BY SCOTT TAYLOR
Last week it was reported that Maj.-Gen Mike Rouleau is facing a court martial on the charge of having committed a “negligent discharge” from his firearm while on duty in northern Iraq.
As the commander of Canadian special operations, Rouleau is Canada’s top commando, reporting directly to Gen. Jonathan Vance, the chief of defence staff. The incident occurred last December while Rouleau was visiting members of the Canadian Special Operations Regiment deployed as trainers to assist the Kurdish militia in the city of Erbil.
In a statement, Rouleau explained the incident: “While preparing to go to a forward trench position as I was arranging my equipment, I negligently discharged one bullet into a safe area while loading my assault rifle,” he stated, adding the mea culpa, “As a soldier and as a special operations assaulter, the only acceptable standard of care with a weapon is error-free.”
Weapon handling is something the Canadian military strictly enforces, as the consequences of any lapse can be fatal. On average, more than 100 soldiers are charged with negligent discharges every year and they are routinely dealt with at a summary trial by the perpetrator’s commanding officer. In most cases, a guilty verdict results in a severe fine.
In this instance, however, owing to his senior rank, Rouleau will have to be brought before a much more formal court martial. Rouleau has admitted his guilt both publicly, through the media, and to his own soldiers through an internal memo. As Rouleau reported the incident immediately to Vance, his direct superior, who in turn immediately ordered the requisite investigation, one can argue that, in this instance, military justice is being even-handedly administered.
While it is embarrassing for such an experienced commando and veteran as Rouleau to have mistakenly popped off a round like a raw recruit, soldiers will easily accept a mistake made by their commander. They would never forgive such an injustice should Rouleau have instead been spared the standard disciplinary measures enforced on lower-ranking soldiers. In this instance, I must give kudos to both Rouleau and Vance for showing good judgment.
However, I am convinced that on another issue pertaining to the same mission in northern Iraq, both these officers are guilty of a far greater negligence.

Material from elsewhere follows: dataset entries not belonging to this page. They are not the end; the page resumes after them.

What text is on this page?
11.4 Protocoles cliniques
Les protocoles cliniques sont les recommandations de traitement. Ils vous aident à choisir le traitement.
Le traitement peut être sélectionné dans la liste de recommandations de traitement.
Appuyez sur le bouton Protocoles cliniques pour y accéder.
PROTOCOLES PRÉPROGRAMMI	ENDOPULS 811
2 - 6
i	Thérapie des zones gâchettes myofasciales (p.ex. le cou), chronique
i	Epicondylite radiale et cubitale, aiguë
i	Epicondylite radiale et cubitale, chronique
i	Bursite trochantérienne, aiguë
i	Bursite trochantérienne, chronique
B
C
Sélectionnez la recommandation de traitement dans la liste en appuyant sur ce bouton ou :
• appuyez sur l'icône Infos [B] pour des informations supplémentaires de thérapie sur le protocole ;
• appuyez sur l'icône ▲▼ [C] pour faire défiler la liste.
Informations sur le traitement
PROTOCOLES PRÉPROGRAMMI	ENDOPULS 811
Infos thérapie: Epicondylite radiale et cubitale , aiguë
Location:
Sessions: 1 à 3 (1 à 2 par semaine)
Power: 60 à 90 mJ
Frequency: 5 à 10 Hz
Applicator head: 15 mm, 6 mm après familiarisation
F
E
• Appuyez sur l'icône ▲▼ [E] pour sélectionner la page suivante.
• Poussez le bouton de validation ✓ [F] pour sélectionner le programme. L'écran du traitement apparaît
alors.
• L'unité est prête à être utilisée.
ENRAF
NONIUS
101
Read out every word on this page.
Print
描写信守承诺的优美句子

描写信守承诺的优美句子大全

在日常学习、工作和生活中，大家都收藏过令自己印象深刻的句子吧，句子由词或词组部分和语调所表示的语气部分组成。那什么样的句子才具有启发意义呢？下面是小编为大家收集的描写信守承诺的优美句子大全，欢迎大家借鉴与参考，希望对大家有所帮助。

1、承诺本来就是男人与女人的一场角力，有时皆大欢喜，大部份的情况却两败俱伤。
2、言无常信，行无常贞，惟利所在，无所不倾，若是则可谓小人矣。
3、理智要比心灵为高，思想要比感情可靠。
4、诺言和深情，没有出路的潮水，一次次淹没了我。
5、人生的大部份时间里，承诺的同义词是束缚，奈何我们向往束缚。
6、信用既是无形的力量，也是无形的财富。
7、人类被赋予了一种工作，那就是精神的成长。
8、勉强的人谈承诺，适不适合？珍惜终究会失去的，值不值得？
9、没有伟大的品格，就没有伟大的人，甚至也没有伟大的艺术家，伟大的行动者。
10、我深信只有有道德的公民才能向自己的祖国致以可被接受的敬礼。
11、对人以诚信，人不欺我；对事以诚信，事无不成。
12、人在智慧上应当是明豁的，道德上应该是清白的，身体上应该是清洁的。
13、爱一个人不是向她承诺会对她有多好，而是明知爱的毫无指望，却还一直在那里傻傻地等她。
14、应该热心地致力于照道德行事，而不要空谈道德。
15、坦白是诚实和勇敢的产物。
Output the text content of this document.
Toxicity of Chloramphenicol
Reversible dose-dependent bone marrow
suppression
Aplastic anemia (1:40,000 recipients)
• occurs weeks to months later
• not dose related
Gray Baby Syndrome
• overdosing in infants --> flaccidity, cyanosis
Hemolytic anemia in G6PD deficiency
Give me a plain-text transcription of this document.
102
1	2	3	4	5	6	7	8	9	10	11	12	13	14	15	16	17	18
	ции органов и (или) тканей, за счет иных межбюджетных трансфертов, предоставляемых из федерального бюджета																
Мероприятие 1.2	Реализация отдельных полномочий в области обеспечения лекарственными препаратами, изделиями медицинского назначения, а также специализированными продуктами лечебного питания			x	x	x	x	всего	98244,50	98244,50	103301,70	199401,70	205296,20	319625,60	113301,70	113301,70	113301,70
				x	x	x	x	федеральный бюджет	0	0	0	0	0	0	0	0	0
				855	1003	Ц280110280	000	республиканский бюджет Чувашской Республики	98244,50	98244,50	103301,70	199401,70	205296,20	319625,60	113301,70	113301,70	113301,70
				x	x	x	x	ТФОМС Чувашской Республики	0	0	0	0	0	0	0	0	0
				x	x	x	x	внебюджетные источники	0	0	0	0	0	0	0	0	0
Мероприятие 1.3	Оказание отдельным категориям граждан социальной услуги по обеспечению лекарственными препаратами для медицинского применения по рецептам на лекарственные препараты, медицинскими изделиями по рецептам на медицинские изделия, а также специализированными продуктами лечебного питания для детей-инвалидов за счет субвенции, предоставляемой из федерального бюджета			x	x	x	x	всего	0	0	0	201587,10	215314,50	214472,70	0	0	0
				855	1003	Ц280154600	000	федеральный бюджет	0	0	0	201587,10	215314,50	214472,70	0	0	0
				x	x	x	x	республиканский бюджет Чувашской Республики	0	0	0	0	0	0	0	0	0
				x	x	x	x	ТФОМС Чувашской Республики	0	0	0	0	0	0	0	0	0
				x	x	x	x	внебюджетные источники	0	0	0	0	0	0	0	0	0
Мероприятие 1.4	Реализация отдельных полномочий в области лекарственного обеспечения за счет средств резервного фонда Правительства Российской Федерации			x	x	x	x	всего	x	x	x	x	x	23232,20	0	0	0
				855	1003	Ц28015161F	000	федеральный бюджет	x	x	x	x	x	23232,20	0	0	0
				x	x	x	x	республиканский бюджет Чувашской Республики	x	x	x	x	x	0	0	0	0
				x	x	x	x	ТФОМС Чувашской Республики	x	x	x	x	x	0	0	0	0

This is the policy of having Canadian soldiers wear the flag of Kurdistan on their uniforms while training and supporting Kurdish militia. This issue was first raised in May by CTV and the Toronto Star, following a media tour of the region. In photos and video footage subsequently published, it was revealed that Canadian soldiers were wearing the bright red, green and white stripes with a central yellow sunburst flag of Kurdistan on their right arms.
Middle East experts were quick to denounce this practice as unnecessarily provocative in a volatile region. Canada’s foreign policy remains committed to a unified Iraq in a post-Daesh scenario. The Kurds our soldiers are training are committed to the establishment of an independent Kurdistan, i.e., a completely contradictory objective from Canadian policy.
Kurdistan is not a recognized state, and within this contested Iraqi region reside numerous non-Kurdish minorities who have their own disputes with Kurdish authorities. For instance, the Arabs, Turkmen, Yazidis, Chaldeans, Assyrians and Armenians in northern Iraq must be incredibly perplexed as to why the Canadian soldiers they see on the streets are openly displaying support for a separatist movement many of them do not support.
When the same issue was raised regarding U.S. special forces wearing the Kurdish flag, the Pentagon was quick to order their soldiers to stop. The Canadian military, however, chose to ignore all logic and our soldiers continue wearing the contentious flags. The dubious claim by the brass is that wearing the Kurdish flag somehow enhances our interoperability with the Kurds.
I believe a Canadian uniform should remain a Canadian uniform and should not be adorned with foreign crests that symbolize something counter to our nation’s stated regional policy.
Vance and Rouleau get a thumbs-up on handling the negligent discharge incident and a fail on the flag issue. Get those flags off our soldiers’ uniforms!